Aloys Georg Fleischmann (born 24 April 1880 in Dachau; died 3 January 1964 in Cork) was a German composer, cathedral organist and choirmaster.
He was the only child of the Dachau shoemaker and founding member of the Dachau choir, the Liedertafel, Alois Fleischmann (1844–1914) and of Magdalena née Deger (1846–1928). From 1887–1894 he attended the Dachau primary school for boys. He was given private classes in music, music theory and Latin and in 1896 he was admitted to the preparatory two-year course at the Royal Academy of Music in Munich, today the Hochschule für Musik und Theater München. Having passed the entrance examination, he studied there from 1898–1901 taking the subjects organ, conducting and, with Josef Rheinberger, composition. He graduated with first class honours in all subjects.
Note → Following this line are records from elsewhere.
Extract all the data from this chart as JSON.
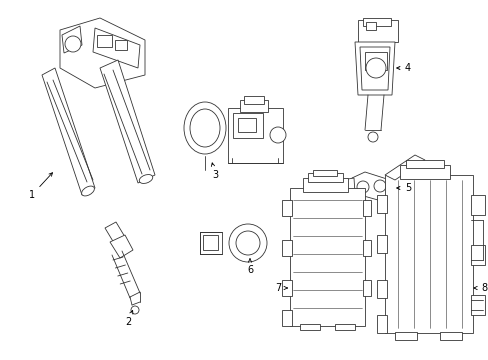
{
  "bg_color": "#ffffff",
  "line_color": "#333333",
  "fig_width": 4.89,
  "fig_height": 3.6,
  "dpi": 100,
  "label_fontsize": 7,
  "lw": 0.6
}
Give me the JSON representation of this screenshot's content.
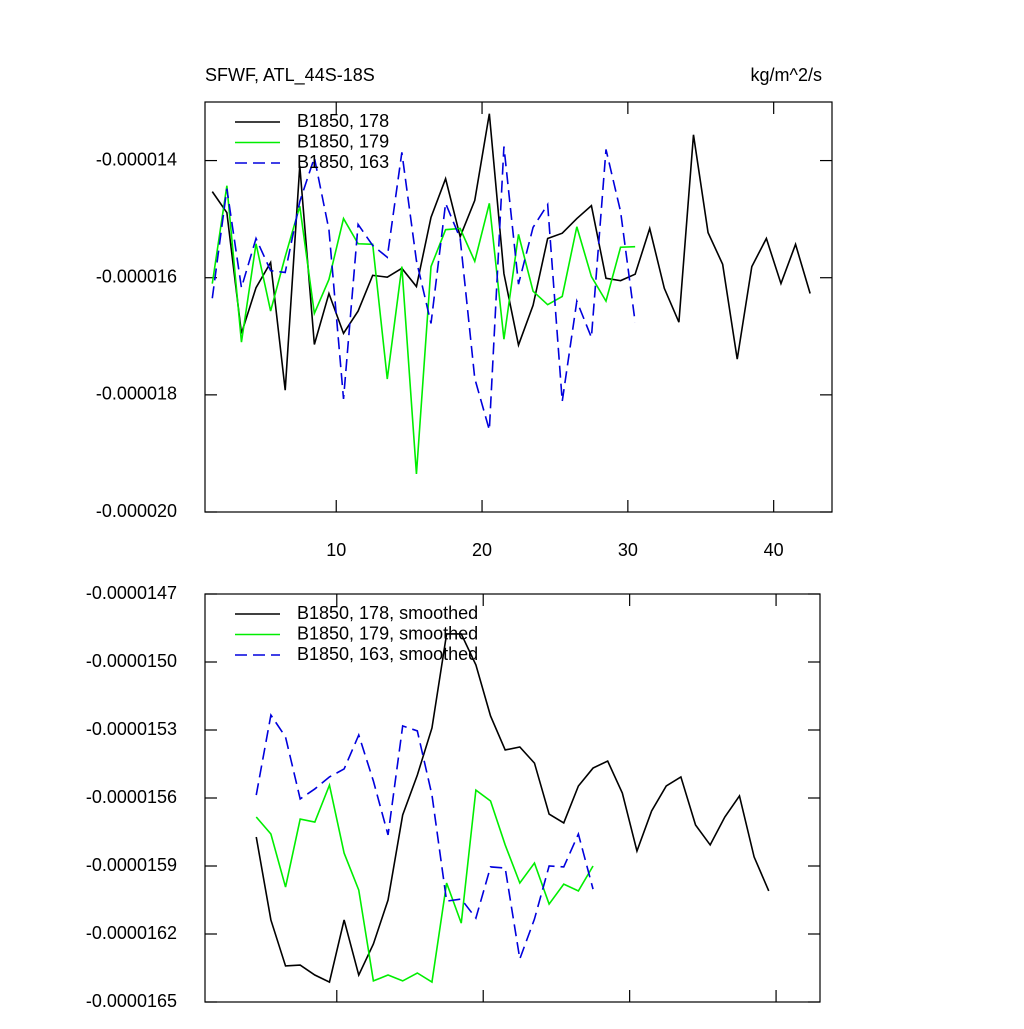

In January 1902 he was appointed organist and choirmaster to the parish church of St. Jakob in Dachau. There he founded a choir school and a school of music, in which children could learn music and purchase instruments at minimal cost. With the support of musician friends in Munich and members of the artists’ colony of Dachau (Hans von Hayek, Adolf Hölzel, August Pfaltz, Hermann Stockmann) he worked to revive the local tradition of Christmas children’s festivals, composing the music for a nativity play every year from 1903–1906. In 1905 he produced his Die Nacht der Wunder [The Night of Wonders] based on a text by Selma Lagerlöf, with stage design and costumes by von Hayek, Pfaltz and Stockmann. The Dachau orchestral musicians (including Adolf Hölzel) were augmented by members of the Munich court orchestra and choir. The play was highly successful, was widely reviewed, even in New York.
In 1905 Fleischmann married the Irish pianist Tilly Swertz, who had just graduated from the Royal Academy of Music in Munich. Her parents had emigrated from Dachau to Cork in 1879, where her father, Hans Conrad Swertz, became organist and choirmaster at the Catholic Cathedral of St Mary and St Anne. In 1906, Fleischmann was appointed to his father-in-law’s post in Cork; he worked there until 1961, when his health failed.